The morale of Yana Suvorova, a journalist from temporarily occupied Melitopol (Zaporizhzhia Region), illegally convicted in russia, deteriorated when she learned that she would be sentenced in temporarily occupied Donetsk, and because she was kept in a cell with prisoners who had attempted suicide.
Yana’s boyfriend, Oleksandr Nikolaienko, told ZMINA about this in an interview.
“When it became clear that Yana would be transferred to Donetsk and sentenced, her morale plummeted. It was especially difficult to be in Donetsk: she found herself among girls who had already attempted suicide, and this psychological pressure had a great impact on her,” Oleksandr explains. He suggests this could have been a pressure tactic to obtain consent to cooperate.

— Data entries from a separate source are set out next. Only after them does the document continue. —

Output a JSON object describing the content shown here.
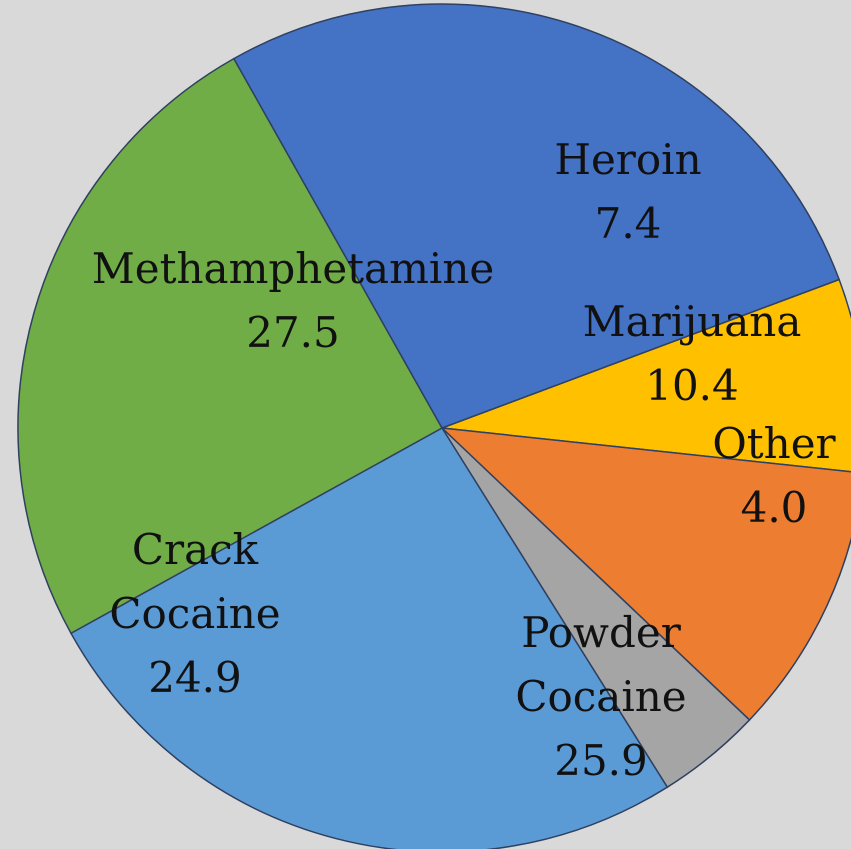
{
  "chart_data": {
    "type": "pie",
    "slices": [
      {
        "label_lines": [
          "Heroin"
        ],
        "value": 7.4,
        "value_text": "7.4",
        "color": "#ffc000"
      },
      {
        "label_lines": [
          "Marijuana"
        ],
        "value": 10.4,
        "value_text": "10.4",
        "color": "#ed7d31"
      },
      {
        "label_lines": [
          "Other"
        ],
        "value": 4.0,
        "value_text": "4.0",
        "color": "#a5a5a5"
      },
      {
        "label_lines": [
          "Powder",
          "Cocaine"
        ],
        "value": 25.9,
        "value_text": "25.9",
        "color": "#5b9bd5"
      },
      {
        "label_lines": [
          "Crack",
          "Cocaine"
        ],
        "value": 24.9,
        "value_text": "24.9",
        "color": "#70ad47"
      },
      {
        "label_lines": [
          "Methamphetamine"
        ],
        "value": 27.5,
        "value_text": "27.5",
        "color": "#4472c4"
      }
    ],
    "border_color": "#2f4060",
    "background": "#d9d9d9"
  }
}
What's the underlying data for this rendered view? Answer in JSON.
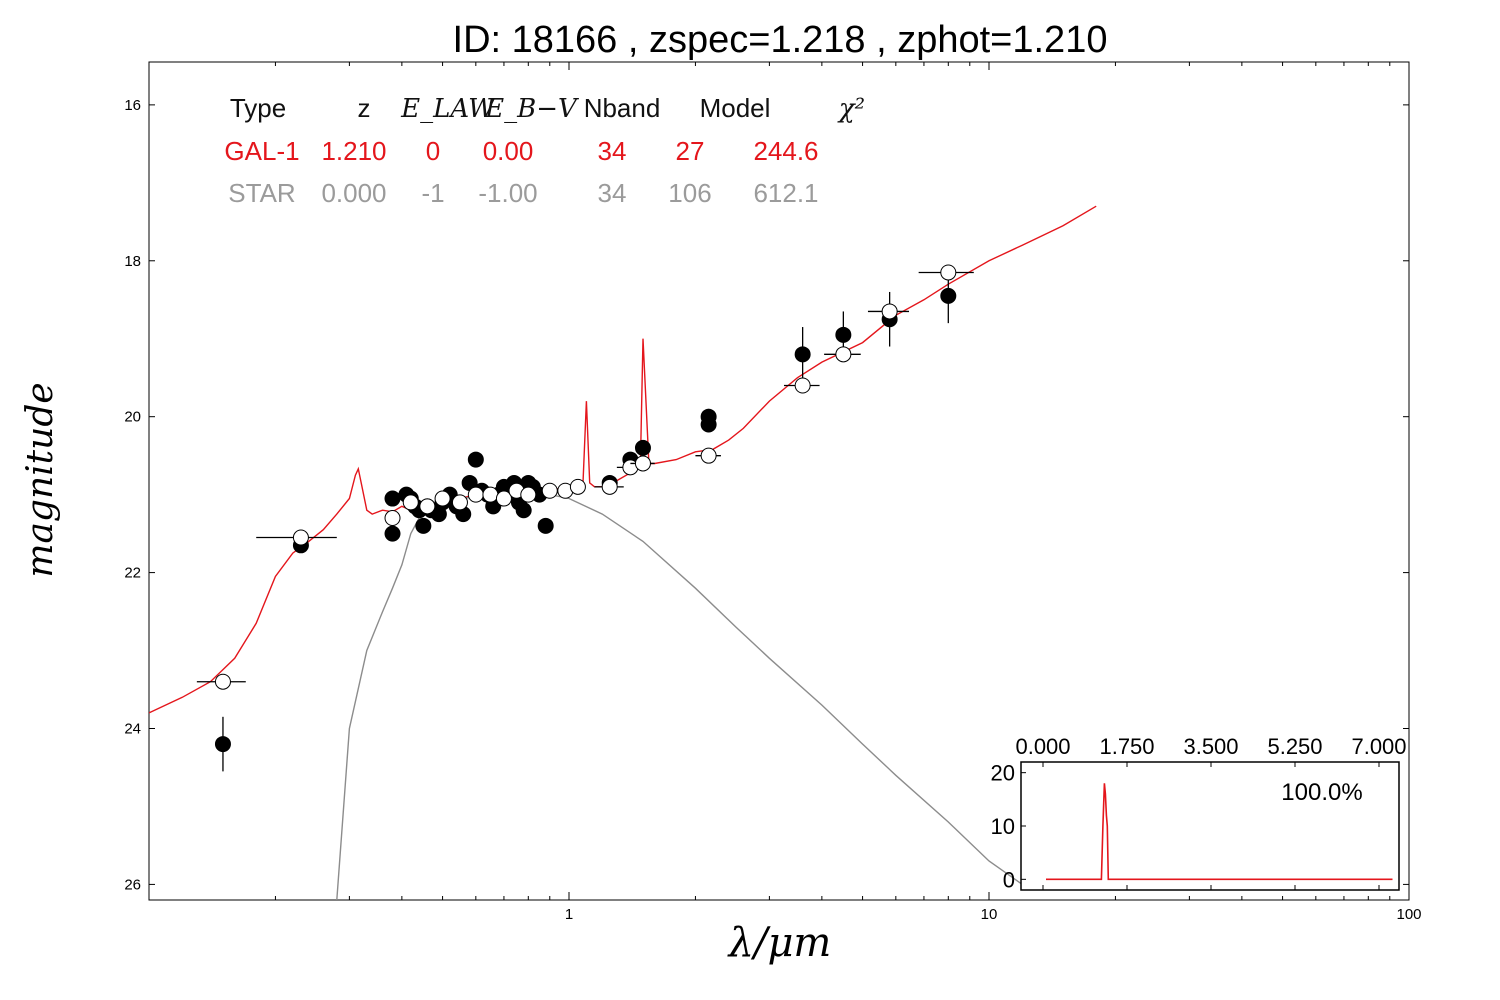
{
  "chart_data": {
    "type": "scatter",
    "title": "ID:  18166 , zspec=1.218 , zphot=1.210",
    "xlabel": "λ/μm",
    "ylabel": "magnitude",
    "xscale": "log",
    "xlim": [
      0.1,
      100
    ],
    "ylim": [
      26.2,
      15.45
    ],
    "y_inverted": true,
    "xtick_labels": [
      "1",
      "10",
      "100"
    ],
    "ytick_labels": [
      "16",
      "18",
      "20",
      "22",
      "24",
      "26"
    ],
    "colors": {
      "galaxy": "#e4161c",
      "star": "#8c8c8c",
      "axes": "#000000"
    },
    "fit_table": {
      "headers": [
        "Type",
        "z",
        "E_LAW",
        "E_B−V",
        "Nband",
        "Model",
        "χ²"
      ],
      "rows": [
        {
          "type": "GAL-1",
          "z": "1.210",
          "e_law": "0",
          "e_bv": "0.00",
          "nband": "34",
          "model": "27",
          "chi2": "244.6",
          "color": "#e4161c"
        },
        {
          "type": "STAR",
          "z": "0.000",
          "e_law": "-1",
          "e_bv": "-1.00",
          "nband": "34",
          "model": "106",
          "chi2": "612.1",
          "color": "#9b9b9b"
        }
      ]
    },
    "series": [
      {
        "name": "GAL-1",
        "kind": "line",
        "color": "#e4161c",
        "x": [
          0.1,
          0.12,
          0.14,
          0.16,
          0.18,
          0.2,
          0.22,
          0.24,
          0.26,
          0.28,
          0.3,
          0.31,
          0.315,
          0.32,
          0.33,
          0.34,
          0.36,
          0.38,
          0.4,
          0.42,
          0.45,
          0.5,
          0.55,
          0.6,
          0.65,
          0.7,
          0.75,
          0.8,
          0.85,
          0.9,
          0.95,
          1.0,
          1.05,
          1.08,
          1.1,
          1.12,
          1.15,
          1.2,
          1.3,
          1.4,
          1.45,
          1.48,
          1.5,
          1.55,
          1.6,
          1.8,
          2.0,
          2.2,
          2.4,
          2.6,
          3.0,
          3.5,
          4.0,
          5.0,
          6.0,
          7.0,
          8.0,
          10.0,
          12.0,
          15.0,
          18.0
        ],
        "y": [
          23.8,
          23.6,
          23.4,
          23.1,
          22.65,
          22.05,
          21.75,
          21.6,
          21.45,
          21.25,
          21.05,
          20.75,
          20.67,
          20.85,
          21.2,
          21.25,
          21.2,
          21.22,
          21.15,
          21.2,
          21.15,
          21.1,
          21.05,
          21.0,
          21.0,
          20.98,
          20.98,
          20.95,
          20.97,
          20.95,
          20.92,
          20.95,
          20.9,
          20.85,
          19.8,
          20.85,
          20.9,
          20.9,
          20.82,
          20.72,
          20.6,
          20.55,
          19.0,
          20.6,
          20.6,
          20.55,
          20.45,
          20.42,
          20.3,
          20.15,
          19.8,
          19.5,
          19.3,
          19.05,
          18.7,
          18.5,
          18.3,
          18.0,
          17.8,
          17.55,
          17.3
        ]
      },
      {
        "name": "STAR",
        "kind": "line",
        "color": "#8c8c8c",
        "x": [
          0.28,
          0.3,
          0.33,
          0.36,
          0.38,
          0.4,
          0.42,
          0.45,
          0.5,
          0.55,
          0.6,
          0.7,
          0.8,
          0.9,
          1.0,
          1.2,
          1.5,
          2.0,
          2.5,
          3.0,
          4.0,
          5.0,
          6.0,
          8.0,
          10.0,
          12.0
        ],
        "y": [
          26.2,
          24.0,
          23.0,
          22.5,
          22.2,
          21.9,
          21.5,
          21.2,
          21.1,
          21.05,
          21.03,
          21.0,
          21.0,
          21.0,
          21.05,
          21.25,
          21.6,
          22.2,
          22.7,
          23.1,
          23.7,
          24.2,
          24.6,
          25.2,
          25.7,
          26.0
        ]
      },
      {
        "name": "observed",
        "kind": "points",
        "marker": "filled",
        "x": [
          0.15,
          0.23,
          0.38,
          0.38,
          0.41,
          0.42,
          0.43,
          0.44,
          0.45,
          0.46,
          0.47,
          0.49,
          0.5,
          0.52,
          0.54,
          0.56,
          0.58,
          0.6,
          0.62,
          0.64,
          0.66,
          0.68,
          0.7,
          0.72,
          0.74,
          0.76,
          0.78,
          0.8,
          0.82,
          0.85,
          0.88,
          1.25,
          1.4,
          1.5,
          2.15,
          2.15,
          3.6,
          4.5,
          5.8,
          8.0
        ],
        "y": [
          24.2,
          21.65,
          21.05,
          21.5,
          21.0,
          21.05,
          21.15,
          21.2,
          21.4,
          21.15,
          21.2,
          21.25,
          21.1,
          21.0,
          21.15,
          21.25,
          20.85,
          20.55,
          20.95,
          21.0,
          21.15,
          21.0,
          20.9,
          20.95,
          20.85,
          21.1,
          21.2,
          20.85,
          20.9,
          21.0,
          21.4,
          20.85,
          20.55,
          20.4,
          20.1,
          20.0,
          19.2,
          18.95,
          18.75,
          18.45
        ],
        "yerr": [
          0.35,
          0.08,
          0.05,
          0.08,
          0.05,
          0.05,
          0.05,
          0.05,
          0.06,
          0.05,
          0.05,
          0.05,
          0.05,
          0.05,
          0.05,
          0.06,
          0.05,
          0.05,
          0.05,
          0.05,
          0.05,
          0.05,
          0.05,
          0.05,
          0.05,
          0.05,
          0.05,
          0.05,
          0.05,
          0.05,
          0.08,
          0.05,
          0.06,
          0.06,
          0.1,
          0.1,
          0.35,
          0.3,
          0.35,
          0.35
        ]
      },
      {
        "name": "model",
        "kind": "points",
        "marker": "open",
        "x": [
          0.15,
          0.23,
          0.38,
          0.42,
          0.46,
          0.5,
          0.55,
          0.6,
          0.65,
          0.7,
          0.75,
          0.8,
          0.9,
          0.98,
          1.05,
          1.25,
          1.4,
          1.5,
          2.15,
          3.6,
          4.5,
          5.8,
          8.0
        ],
        "y": [
          23.4,
          21.55,
          21.3,
          21.1,
          21.15,
          21.05,
          21.1,
          21.0,
          21.0,
          21.05,
          20.95,
          21.0,
          20.95,
          20.95,
          20.9,
          20.9,
          20.65,
          20.6,
          20.5,
          19.6,
          19.2,
          18.65,
          18.15
        ],
        "xerr": [
          0.02,
          0.05,
          0.01,
          0.01,
          0.01,
          0.01,
          0.01,
          0.01,
          0.01,
          0.02,
          0.02,
          0.02,
          0.02,
          0.02,
          0.03,
          0.1,
          0.1,
          0.1,
          0.15,
          0.35,
          0.45,
          0.65,
          1.2
        ]
      }
    ],
    "inset": {
      "type": "line",
      "label": "100.0%",
      "xlim": [
        -0.1,
        7.0
      ],
      "ylim": [
        -2,
        22
      ],
      "xtick_labels": [
        "0.000",
        "1.750",
        "3.500",
        "5.250",
        "7.000"
      ],
      "ytick_labels": [
        "0",
        "10",
        "20"
      ],
      "color": "#e4161c",
      "x": [
        0.0,
        1.08,
        1.12,
        1.15,
        1.18,
        1.2,
        1.22,
        1.24,
        1.26,
        1.3,
        7.0
      ],
      "y": [
        0,
        0,
        0,
        10,
        18,
        16,
        12,
        10,
        0,
        0,
        0
      ]
    }
  }
}
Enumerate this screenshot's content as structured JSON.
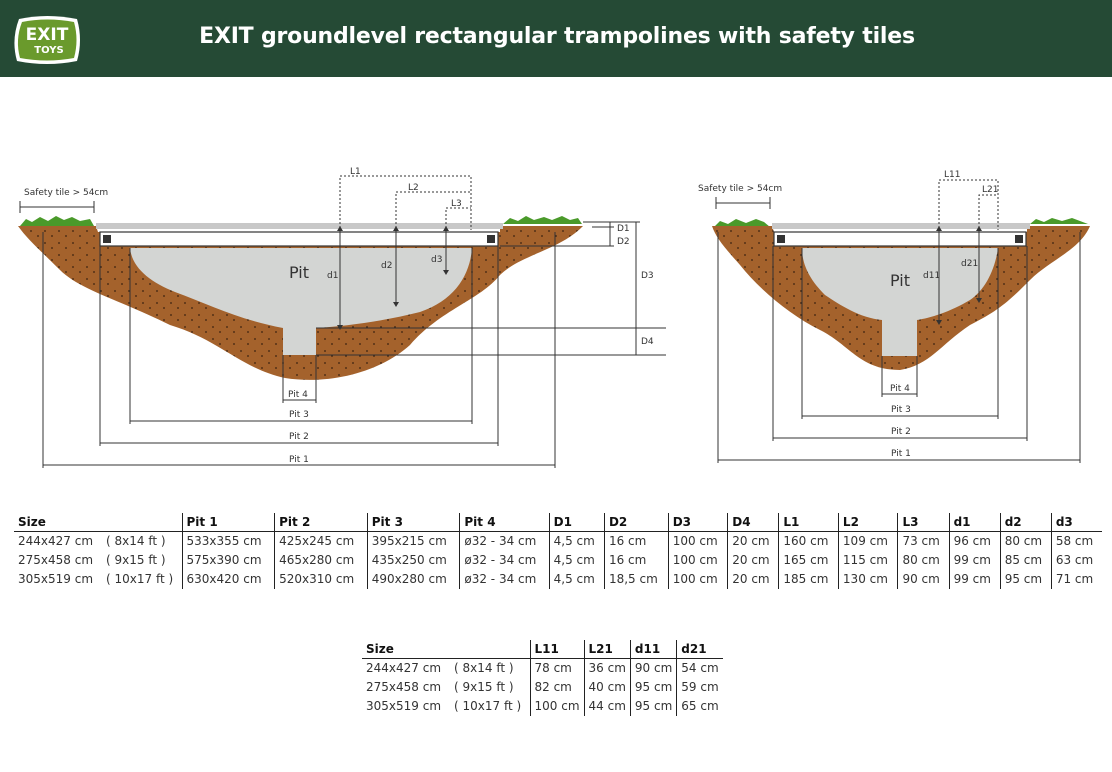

After the verdict was announced in the russian Southern District Military Court, the girl was sent to Remand Prison 2 in Taganrog. It was in this pre-trial detention center that russian correctional officers tortured journalist Victoria Roshchina.
The conditions in this detention center are even worse, Nikolaienko says: a cold, unsanitary cell, rats or mice, and even worse treatment from the staff.
Yana Suvorova was imprisoned when she was 18. Russian security forces claimed that the girl had allegedly collected information about the military and law enforcement officers through a social media chat that she administered. According to the russian version, the collected data helped launch a missile strike on their units in the Zaporizhzhia Region in February 2023. On October 23, 2025, the Southern District Military Court of Rostov-on-Don (russia) sentenced Yana to 14 years in prison. The media personality was found guilty under articles of the russian criminal code: Organization of a terrorist group and participation in it, Terrorist act, and Espionage.